Search This Blog

Tuesday, February 5, 2019

The Unexpected Appearance of Schlemiel, the Painter

;; The Unexpected Appearance of Schlemiel, the Painter

;; I was doing some statistics one day, and I defined:

;; the average of a finite sequence
(defn average [sq] (/ (reduce + sq) (count sq)))

;; and the square of a number
(defn square [x] (* x x))

;; and a way of forgetting about all the fiddly little digits at the end
(defn twosf   [x]  (float (/ (Math/round (* x 100.0)) 100))) 

;; but for the variance I was a little torn between:
(defn variance-one [sq]
  (let [av (average sq)]
    (average (map #(square (- % av)) sq)))) 
;; and 
(defn variance-two [sq]
  (let [sqdiff #(square (- % (average sq)))]
    (average (map  sqdiff sq))))

;; and (I have a regrettable weakness for the terse...) 
(defn variance-one-liner [sq] (average (map #(square (- % (average sq))) sq)))

;; but I was surprised when I noticed this: 

(let [s (repeatedly 1000 #(rand))]
  (twosf (reduce + s)) ;; just to force the sequence to be generated before timing things
  [(time (twosf (reduce + s)))
   (time (twosf (average  s)))
   (time (twosf (variance-one s)))
   (time (twosf (variance-two s)))
   (time (twosf (variance-one-liner s)))])

;; "Elapsed time: 0.535715 msecs"
;; "Elapsed time: 0.834523 msecs"
;; "Elapsed time: 1.417108 msecs"
;; "Elapsed time: 251.650722 msecs"
;; "Elapsed time: 248.196331 msecs"
;; [496.83 0.5 0.09 0.09 0.09]

;; It seems that all these functions are correct, in the sense that they are producing
;; correct-looking answers, and yet one of them is orders of magnitude faster.

;; What is going on here, and why?


  1. You're mapping a function that contains average over sq, so it's recomputing the average multiple times, I suspect. Theoretically, the compiler should be able to figure out that average is a pure function with no side effects and only perform that calculation once, and is thus constant for the same inputs, but apparently it isn't doing that. In variance-one you're forcing that calculation into the av temporary, so it's only computed once. Ideally, the compiler would be smart enough to transform variance-two into variance-one automatically.

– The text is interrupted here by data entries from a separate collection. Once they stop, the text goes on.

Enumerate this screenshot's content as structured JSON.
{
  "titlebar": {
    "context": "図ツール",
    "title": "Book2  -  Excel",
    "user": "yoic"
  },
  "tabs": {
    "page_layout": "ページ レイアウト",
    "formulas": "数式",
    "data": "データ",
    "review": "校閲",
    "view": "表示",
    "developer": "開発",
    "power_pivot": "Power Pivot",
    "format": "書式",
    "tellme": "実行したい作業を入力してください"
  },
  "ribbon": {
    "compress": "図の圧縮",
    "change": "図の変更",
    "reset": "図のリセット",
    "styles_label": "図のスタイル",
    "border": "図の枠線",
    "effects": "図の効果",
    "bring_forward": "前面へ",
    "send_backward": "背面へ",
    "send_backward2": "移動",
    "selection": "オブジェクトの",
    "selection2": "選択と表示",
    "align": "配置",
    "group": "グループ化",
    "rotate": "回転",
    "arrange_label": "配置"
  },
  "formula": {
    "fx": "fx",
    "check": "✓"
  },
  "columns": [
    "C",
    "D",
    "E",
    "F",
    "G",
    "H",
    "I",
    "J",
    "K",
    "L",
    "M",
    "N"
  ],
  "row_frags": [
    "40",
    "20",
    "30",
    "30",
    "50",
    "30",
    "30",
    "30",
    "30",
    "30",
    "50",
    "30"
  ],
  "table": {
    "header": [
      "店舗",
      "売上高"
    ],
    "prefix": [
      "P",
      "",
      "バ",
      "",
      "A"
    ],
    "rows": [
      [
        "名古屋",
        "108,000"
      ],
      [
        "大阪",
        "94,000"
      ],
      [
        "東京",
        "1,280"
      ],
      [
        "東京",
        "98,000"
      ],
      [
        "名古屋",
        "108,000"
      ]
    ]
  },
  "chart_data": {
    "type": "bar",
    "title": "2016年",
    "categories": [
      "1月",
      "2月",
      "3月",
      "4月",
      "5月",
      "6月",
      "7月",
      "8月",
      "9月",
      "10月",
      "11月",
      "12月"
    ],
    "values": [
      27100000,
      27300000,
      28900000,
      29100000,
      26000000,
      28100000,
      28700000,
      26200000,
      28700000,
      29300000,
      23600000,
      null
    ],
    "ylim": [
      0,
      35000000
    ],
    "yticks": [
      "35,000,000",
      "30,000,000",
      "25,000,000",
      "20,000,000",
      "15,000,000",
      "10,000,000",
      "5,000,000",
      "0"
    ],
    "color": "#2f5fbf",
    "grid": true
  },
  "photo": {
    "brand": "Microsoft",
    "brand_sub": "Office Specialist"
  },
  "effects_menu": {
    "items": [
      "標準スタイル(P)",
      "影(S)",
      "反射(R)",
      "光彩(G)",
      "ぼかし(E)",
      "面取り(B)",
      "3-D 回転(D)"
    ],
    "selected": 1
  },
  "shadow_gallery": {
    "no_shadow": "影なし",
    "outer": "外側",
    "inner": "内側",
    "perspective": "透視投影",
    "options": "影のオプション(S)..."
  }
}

  2. Dave Roberts is right:
    user=> (defn variance-two-2 [sq]
    #_=> (let [avg (average sq)
    #_=> sqdiff #(square (- % avg))]
    #_=> (average (map sqdiff sq))))
    user=> (let [s (repeatedly 1000 #(rand))]
    #_=> (twosf (reduce + s)) (time (twosf (variance-two-2 s))))
    "Elapsed time: 0.8499 msecs"

    user=> (defn variance-one-liner-2 [sq] (let [avg (average sq)] (average (map #(square (- % avg)) sq))))
    user=> (let [s (repeatedly 1000 #(rand))]
    #_=> (twosf (reduce + s)) (time (twosf (variance-one-liner-2 s))))
    "Elapsed time: 1.070023 msecs"